More

shivampkumar · 2026-04-24T00:47:13 1776991633

Agreed...I've been adding some like mtlgemm, mtldiffrast from other contributors already

shivampkumar · 2026-04-24T00:45:39 1776991539

Not currently - TRELLIS.2 is single-image input only AFAIK

drbscl · 2026-04-28T16:47:05 1777394825

Ah, it’s still very useful though, thanks for the port!

shivampkumar · 2026-04-24T00:42:43 1776991363

The gather-scatter sparse conv should be fairly generic. Any model using 3x3x3 or 5x5x5 sparse convolutions on voxel grids could use it directly.

The main thing that's TRELLIS-specific is the neighbor cache key format, but that's a few lines to adapt.

The SDPA attention swap is even more reusable - it's just padding variable-length sequences into batches and calling torch.nn.functional.scaled_dot_product_attention.

shivampkumar · 2026-04-20T08:33:02 1776673982

that makes so much sense...I am exploring if I can find someone who has done this well...If not I'll try to do it myself.

shivampkumar · 2026-04-20T04:45:46 1776660346

The model needed about 15GB at peak during generation - the 4B model loads multiple sub-models (1.3B each for shape and texture flow). 8GB won't be enough, but both 24GB and 32GB both should be fine.

post-it · 2026-04-20T05:07:54 1776661674

Thanks! Could it conceivably load the sub-models in series rather than parallel? 8 still won't be enough but I wonder if those with 16 could eke something out.

shivampkumar · 2026-04-24T00:45:10 1776991510

In theory yes - the pipeline already does this to some extent with its low_vram mode, offloading models to CPU between stages. The challenge at 16GB is that even a single 1.3B sub-model at fp32 plus activations can push past what's available after macOS takes its share. Someone on an M1 iMac with 16GB did get geometry generation working tho (issue #5 on the repo), so 16GB is probably possible. 24GB gives comfortable headroom though.

shivampkumar · 2026-04-20T03:57:40 1776657460

added! will add more, maybe even a GIF

shivampkumar · 2026-04-20T03:37:06 1776656226

i was able to get it in 3.5 mins from a single image on my 24gb m4 pro macbook

I'm still working on this to try to replicate nvdiffrast better. Found an open source port, might look it tonight

shivampkumar · 2026-04-20T03:32:15 1776655935

thanks!

shivampkumar · 2026-04-20T03:27:53 1776655673

I mean I can see that it's niche. Did not expect so many upvotes, but ig it's less niche than I tought

If you're not working with 3D on Apple Silicon this isn't relevant to you. For the subset of people who are, running this 4B parameter 3D generation model locally on a Mac was previously blocked by hard CUDA dependencies with no workaround.

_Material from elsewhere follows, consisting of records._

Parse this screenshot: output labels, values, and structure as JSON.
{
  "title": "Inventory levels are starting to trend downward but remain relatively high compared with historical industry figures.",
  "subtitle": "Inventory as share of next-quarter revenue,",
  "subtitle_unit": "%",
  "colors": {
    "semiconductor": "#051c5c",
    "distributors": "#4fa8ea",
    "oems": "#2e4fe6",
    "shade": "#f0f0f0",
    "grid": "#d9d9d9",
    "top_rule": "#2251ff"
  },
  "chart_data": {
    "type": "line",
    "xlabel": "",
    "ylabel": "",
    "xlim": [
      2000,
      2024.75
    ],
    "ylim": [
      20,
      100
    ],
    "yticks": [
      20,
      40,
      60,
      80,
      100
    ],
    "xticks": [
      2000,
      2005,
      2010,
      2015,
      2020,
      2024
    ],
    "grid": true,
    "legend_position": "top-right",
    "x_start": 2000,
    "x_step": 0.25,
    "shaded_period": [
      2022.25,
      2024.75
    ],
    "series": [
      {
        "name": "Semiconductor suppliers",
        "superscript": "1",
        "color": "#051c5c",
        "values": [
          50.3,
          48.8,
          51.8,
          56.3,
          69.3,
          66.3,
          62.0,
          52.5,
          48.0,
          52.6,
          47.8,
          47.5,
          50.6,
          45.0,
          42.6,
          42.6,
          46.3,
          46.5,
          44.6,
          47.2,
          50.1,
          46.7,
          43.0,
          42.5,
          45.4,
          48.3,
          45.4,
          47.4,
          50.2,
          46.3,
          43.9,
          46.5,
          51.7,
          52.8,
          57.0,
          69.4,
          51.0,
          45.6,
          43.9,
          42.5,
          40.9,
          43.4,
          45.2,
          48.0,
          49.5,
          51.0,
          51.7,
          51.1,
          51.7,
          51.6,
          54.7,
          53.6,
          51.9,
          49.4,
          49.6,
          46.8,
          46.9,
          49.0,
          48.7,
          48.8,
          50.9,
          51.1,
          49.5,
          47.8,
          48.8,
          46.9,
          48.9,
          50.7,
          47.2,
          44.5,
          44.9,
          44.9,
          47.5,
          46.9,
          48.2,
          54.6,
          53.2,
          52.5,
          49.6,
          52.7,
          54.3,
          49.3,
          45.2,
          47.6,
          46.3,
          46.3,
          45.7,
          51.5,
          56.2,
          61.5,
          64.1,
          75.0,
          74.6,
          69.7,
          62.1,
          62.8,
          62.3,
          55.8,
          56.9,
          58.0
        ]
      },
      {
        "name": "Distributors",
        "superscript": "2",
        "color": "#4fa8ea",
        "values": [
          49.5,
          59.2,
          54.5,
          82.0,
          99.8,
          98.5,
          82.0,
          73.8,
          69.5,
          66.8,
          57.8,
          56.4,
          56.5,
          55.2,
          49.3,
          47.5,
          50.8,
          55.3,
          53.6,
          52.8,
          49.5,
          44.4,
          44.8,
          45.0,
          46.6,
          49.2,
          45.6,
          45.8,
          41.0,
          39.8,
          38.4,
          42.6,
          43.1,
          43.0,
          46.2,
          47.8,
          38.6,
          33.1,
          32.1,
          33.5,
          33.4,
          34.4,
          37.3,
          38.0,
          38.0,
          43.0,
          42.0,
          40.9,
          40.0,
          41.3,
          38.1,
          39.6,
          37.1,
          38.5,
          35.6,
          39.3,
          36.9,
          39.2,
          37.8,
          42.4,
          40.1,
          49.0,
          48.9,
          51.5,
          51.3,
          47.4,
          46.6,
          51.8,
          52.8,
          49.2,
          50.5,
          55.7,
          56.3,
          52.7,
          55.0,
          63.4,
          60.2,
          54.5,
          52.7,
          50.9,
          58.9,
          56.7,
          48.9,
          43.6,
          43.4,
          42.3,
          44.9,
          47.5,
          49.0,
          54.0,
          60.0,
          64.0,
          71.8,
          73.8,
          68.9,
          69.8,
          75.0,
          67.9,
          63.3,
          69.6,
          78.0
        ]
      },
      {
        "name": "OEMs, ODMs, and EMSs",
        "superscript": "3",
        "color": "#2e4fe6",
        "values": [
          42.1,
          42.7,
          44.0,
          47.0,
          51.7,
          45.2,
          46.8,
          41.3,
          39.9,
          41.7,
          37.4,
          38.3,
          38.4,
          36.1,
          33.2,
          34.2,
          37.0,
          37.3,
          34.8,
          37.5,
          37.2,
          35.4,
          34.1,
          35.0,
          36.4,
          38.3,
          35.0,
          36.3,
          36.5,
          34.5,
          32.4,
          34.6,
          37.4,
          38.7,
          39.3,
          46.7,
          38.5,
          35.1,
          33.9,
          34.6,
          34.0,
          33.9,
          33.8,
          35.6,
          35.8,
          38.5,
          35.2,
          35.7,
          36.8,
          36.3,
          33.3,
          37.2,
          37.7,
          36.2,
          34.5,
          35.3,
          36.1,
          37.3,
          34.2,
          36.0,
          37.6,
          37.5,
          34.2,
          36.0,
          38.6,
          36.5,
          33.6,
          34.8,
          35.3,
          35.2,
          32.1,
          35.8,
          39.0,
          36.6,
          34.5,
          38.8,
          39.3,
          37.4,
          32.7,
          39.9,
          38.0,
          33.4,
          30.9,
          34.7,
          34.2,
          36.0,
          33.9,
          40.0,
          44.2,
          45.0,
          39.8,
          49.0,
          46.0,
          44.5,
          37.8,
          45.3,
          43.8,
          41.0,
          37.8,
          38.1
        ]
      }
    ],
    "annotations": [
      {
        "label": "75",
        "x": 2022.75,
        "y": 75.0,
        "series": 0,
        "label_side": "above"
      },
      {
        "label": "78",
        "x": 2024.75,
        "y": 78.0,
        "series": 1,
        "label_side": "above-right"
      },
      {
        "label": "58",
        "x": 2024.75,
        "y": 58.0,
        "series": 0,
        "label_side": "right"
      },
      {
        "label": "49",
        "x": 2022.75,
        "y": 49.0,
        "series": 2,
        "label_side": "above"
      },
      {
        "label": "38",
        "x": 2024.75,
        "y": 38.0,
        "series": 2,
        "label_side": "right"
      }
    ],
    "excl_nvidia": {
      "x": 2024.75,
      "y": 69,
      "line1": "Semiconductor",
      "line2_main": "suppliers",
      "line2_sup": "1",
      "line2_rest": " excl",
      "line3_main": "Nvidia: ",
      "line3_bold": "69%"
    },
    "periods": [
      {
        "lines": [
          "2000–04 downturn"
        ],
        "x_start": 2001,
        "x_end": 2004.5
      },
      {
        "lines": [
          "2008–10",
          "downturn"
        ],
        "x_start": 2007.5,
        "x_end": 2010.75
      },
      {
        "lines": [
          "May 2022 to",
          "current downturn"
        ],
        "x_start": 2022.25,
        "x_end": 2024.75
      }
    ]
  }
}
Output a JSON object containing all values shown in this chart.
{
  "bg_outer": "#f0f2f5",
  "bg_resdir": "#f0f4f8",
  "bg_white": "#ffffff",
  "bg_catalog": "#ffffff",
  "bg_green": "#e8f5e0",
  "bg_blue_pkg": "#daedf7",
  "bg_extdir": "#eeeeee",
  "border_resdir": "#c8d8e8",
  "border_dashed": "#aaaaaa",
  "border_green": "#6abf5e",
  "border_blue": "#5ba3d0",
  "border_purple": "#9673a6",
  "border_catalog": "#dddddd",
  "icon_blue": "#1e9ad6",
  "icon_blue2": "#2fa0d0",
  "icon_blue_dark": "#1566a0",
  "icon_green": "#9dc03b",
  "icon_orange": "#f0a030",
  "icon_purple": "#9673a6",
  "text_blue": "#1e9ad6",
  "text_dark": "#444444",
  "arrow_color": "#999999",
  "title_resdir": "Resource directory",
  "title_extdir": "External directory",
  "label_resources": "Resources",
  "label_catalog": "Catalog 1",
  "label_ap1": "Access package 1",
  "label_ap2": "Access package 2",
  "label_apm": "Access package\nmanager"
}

svnt · 2026-04-20T04:27:03 1776659223

Right but it is at most a couple of hours with claude code and posted on Sunday night.

atultw · 2026-04-20T11:03:29 1776683009

Exactly, I know because I did the same thing!

shivampkumar · 2026-04-20T03:26:17 1776655577

I thought it was cool and then I found the open issue mentioned above, that convinced me its def something more people want.

It IS significantly slower, about 3.5 minutes on my MacBook vs seconds on an H100. That's partly the pure-PyTorch backend overhead and partly just the hardware difference.

For my use case the tradeoff works -- iterate locally without paying for cloud GPUs or waiting in queues.